The Senselessness of Women Earning Less

Could this be the underlying reason why so many countries, including the US, will not guarantee equal pay for women and men?

It’s something my mother told me, time and time again, for as far back as I can remember. “Don’t do anything to make the men in your life look bad,” she would say in a scolding manner, while shaking her finger at me. I believe the first time I heard it I was in third grade. Rather than being proud of my high score on a national reading exam, I was scolded for performing much higher than my similary-aged brother.

But this warning did not limit itself to my scholastic achievements, nor to my brother. It included my athletic prowess once I became a teenager, and then  again, when I joined the full-time labor force after graduating from college. This struck me as particularly senseless, since I grew up in public housing, where every penny my parents earned counted, and was counted, even though my mother worked a similar job but still made less money than my father. I, too, was told not to earn any more money than my father ever did.

It is now 50 years since my mother first gave me this warning. And although this message persists in her mind, my real concern is that it may persist in the minds of many others as well. Could this be the underlying reason why so many countries, including the US, will not guarantee equal pay for women and men?

Since today, April 10th, is Equal Pay Day, there is no better time to consider this. Women in the U.S. who work full time, year-round are paid only 80 cents for every dollar paid to men — and for women of color, the wage gap is even larger. This is despite research that has shown, time and time again, that women’s earnings are increasingly important to the economic stability of families. In the US, for example, half of all households with children under 18 have a breadwinner mother, who is either a single mother who heads a household, or a married mother who provides at least 40 percent of the couple’s joint earnings.

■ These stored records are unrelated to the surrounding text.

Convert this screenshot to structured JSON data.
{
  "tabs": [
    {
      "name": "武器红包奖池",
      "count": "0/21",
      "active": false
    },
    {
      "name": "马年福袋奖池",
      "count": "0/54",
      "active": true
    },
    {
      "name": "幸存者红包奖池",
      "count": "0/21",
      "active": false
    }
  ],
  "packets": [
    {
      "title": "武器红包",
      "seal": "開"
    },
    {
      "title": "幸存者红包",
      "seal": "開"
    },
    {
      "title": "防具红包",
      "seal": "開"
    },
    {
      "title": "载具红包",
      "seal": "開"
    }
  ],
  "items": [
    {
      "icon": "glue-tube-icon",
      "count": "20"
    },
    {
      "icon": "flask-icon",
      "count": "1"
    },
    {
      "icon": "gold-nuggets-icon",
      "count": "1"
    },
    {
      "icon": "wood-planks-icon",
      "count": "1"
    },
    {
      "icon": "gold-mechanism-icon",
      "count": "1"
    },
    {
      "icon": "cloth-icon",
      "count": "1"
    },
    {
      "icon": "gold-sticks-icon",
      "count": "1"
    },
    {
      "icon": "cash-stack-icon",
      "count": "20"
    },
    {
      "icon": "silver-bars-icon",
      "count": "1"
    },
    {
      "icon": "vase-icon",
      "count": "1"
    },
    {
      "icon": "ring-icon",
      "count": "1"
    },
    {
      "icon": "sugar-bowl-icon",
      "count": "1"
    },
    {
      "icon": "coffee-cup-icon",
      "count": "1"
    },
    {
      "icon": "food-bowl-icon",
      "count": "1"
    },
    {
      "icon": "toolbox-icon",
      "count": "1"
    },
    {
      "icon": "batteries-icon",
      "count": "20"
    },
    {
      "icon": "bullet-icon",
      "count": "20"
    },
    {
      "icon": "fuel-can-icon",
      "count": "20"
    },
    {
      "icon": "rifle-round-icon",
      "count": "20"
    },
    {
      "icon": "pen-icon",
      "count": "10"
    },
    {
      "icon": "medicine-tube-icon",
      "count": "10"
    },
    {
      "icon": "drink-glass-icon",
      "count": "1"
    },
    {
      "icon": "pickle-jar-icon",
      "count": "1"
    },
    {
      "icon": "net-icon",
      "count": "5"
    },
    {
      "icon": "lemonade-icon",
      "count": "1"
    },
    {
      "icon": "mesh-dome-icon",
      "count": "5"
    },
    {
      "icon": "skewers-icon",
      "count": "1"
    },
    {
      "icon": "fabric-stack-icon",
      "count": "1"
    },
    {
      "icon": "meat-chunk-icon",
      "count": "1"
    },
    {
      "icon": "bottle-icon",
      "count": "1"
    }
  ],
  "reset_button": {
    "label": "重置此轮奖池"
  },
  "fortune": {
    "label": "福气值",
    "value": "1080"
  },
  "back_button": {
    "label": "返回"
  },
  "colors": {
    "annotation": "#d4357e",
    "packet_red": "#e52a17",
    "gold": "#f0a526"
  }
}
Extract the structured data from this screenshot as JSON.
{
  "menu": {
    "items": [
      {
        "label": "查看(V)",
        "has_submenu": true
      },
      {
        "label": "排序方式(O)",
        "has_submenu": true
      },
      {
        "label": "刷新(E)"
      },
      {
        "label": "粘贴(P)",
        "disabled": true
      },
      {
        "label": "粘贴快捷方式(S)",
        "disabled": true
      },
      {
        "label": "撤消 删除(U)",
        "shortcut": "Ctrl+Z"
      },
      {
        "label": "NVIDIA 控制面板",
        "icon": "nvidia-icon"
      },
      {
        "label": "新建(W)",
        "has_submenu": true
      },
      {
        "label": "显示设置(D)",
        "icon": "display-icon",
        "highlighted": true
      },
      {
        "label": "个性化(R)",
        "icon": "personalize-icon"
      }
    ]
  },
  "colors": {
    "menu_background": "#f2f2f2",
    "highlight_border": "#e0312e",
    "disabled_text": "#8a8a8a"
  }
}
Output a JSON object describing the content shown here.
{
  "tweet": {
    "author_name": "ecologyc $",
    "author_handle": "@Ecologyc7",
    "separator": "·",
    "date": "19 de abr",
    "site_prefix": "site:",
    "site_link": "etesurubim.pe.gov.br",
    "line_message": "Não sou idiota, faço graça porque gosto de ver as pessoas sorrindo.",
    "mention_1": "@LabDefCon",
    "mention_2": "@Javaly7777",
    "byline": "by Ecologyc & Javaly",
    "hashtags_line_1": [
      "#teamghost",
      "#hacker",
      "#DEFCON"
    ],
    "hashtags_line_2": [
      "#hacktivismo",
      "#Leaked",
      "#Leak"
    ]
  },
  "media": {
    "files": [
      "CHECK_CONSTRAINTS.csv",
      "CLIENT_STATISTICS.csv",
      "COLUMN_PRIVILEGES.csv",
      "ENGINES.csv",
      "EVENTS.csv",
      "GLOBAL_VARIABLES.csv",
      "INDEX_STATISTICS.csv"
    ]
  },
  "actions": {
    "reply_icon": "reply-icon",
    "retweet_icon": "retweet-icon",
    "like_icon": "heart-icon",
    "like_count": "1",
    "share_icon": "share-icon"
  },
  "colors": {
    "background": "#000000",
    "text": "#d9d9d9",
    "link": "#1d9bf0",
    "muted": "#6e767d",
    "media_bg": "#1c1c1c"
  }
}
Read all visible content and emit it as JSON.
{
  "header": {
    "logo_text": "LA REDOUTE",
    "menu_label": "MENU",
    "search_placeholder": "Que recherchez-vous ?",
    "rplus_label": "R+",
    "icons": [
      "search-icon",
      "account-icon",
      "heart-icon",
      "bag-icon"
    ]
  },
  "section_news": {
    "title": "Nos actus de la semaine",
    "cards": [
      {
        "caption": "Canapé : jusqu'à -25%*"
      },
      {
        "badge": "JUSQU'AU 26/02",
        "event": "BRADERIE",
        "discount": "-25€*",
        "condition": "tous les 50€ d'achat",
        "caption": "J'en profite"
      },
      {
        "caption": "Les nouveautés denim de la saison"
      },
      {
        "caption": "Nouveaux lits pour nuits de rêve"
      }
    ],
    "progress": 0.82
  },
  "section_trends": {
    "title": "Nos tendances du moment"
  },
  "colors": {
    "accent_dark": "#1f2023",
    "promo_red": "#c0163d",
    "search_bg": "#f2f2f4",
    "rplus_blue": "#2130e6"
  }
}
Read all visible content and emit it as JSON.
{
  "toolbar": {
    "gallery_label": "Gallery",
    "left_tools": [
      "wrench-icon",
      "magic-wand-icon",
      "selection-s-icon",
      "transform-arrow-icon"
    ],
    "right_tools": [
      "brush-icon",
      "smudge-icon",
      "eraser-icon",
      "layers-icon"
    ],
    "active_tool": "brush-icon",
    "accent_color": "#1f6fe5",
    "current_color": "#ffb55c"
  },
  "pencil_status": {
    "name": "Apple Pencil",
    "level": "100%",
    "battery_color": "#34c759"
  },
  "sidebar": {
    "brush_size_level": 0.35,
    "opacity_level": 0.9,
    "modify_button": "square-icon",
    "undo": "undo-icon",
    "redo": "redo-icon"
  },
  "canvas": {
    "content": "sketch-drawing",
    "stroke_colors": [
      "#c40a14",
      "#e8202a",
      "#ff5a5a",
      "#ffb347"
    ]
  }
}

The benefits to providing equal pay are even more convincing:

  • Providing equal pay to women would have a dramatic impact on families, since the poverty rate would be cut in half, falling from 8.0 percent to 3.8 percent.
  • Approximately 25.8 million children would benefit from the increased earnings of their mothers if they received equal pay.
  • The number of children with working mothers living in poverty would be nearly cut in half, dropping from 5.6 million to 3.1 million.

Unfortunately, however, the mission (and definition) of patriarchy is to maintain a social system where males hold primary power and predominate in roles of political leadership, moral authority, social privilege and control of property (finances). So, for those who wish to maintain that power, these benefits may not be of interest at all. Perhaps, then, the additional facts below will prove more compelling to the unrelenting:

  • The United States economy would have produced additional income of $512.6 billion if women received equal pay; this represents 2.8 percent of 2016 gross domestic product (GDP). The total increase in women’s earnings with pay equity represents approximately 16 times what the federal and state governments spent in fiscal year 2015 on Temporary Assistance to Needy Families. Further, according to a study in part conducted by WomenCertified, a women’s consumer advocacy and retail training organization, women spend $4 trillion annually, accounting for 83% of all US Consumer spending. Paying women equally would only serve to enhance their contribution to the nation’s gross national product.

In light of this evidence, the US should be primed to make equal pay a necessity, since everybody benefits, right? Wrong! Just two weeks ago, on March 27th, Donald Trump signed an executive order revoking the 2014 Fair Pay and Safe Workplaces order that former President Barack Obama put in place to ensure that companies with federal contracts comply with 14 labor and civil rights laws. The Fair Pay order was enacted following a 2010 Government Accountability Office investigation showing that companies with rampant violations were being awarded millions in federal contracts. The Fair Pay order therefore included two rules that impacted women workers including paycheck transparency and a ban on forced arbitration clauses for sexual harassment, sexual assault or discrimination claims.

Rather than to keep this order in place, the Trump administration’s solution to help families fare better economically is their new Republican tax bill, passed at the end of 2017, which the Republican Congress assured would lower the taxes on working families. It won’t. In truth, low-income families who claim the new earned-income tax credit will lose out on at least $19 billion over the coming decade under the bill because of the change in the way inflation is calculated. And a new requirement that families claiming the child tax credit provide a Social Security number is projected to mean a big reduction in the families claiming it, since those who are not in the United States legally would be prohibited, even if their children were born in the United States.

So rather than committing to mandatory equal pay which would assuredly improve the US economy, increase annual earnings for middle-class families, and help millions of families move above the poverty line, we were presented with a tax ‘cut’ that will only lower our net earnings, long-term.

It’s enough to even make my mother proud!

Lori Sokol, Ph.D., is the Executive Director of Women’s eNews.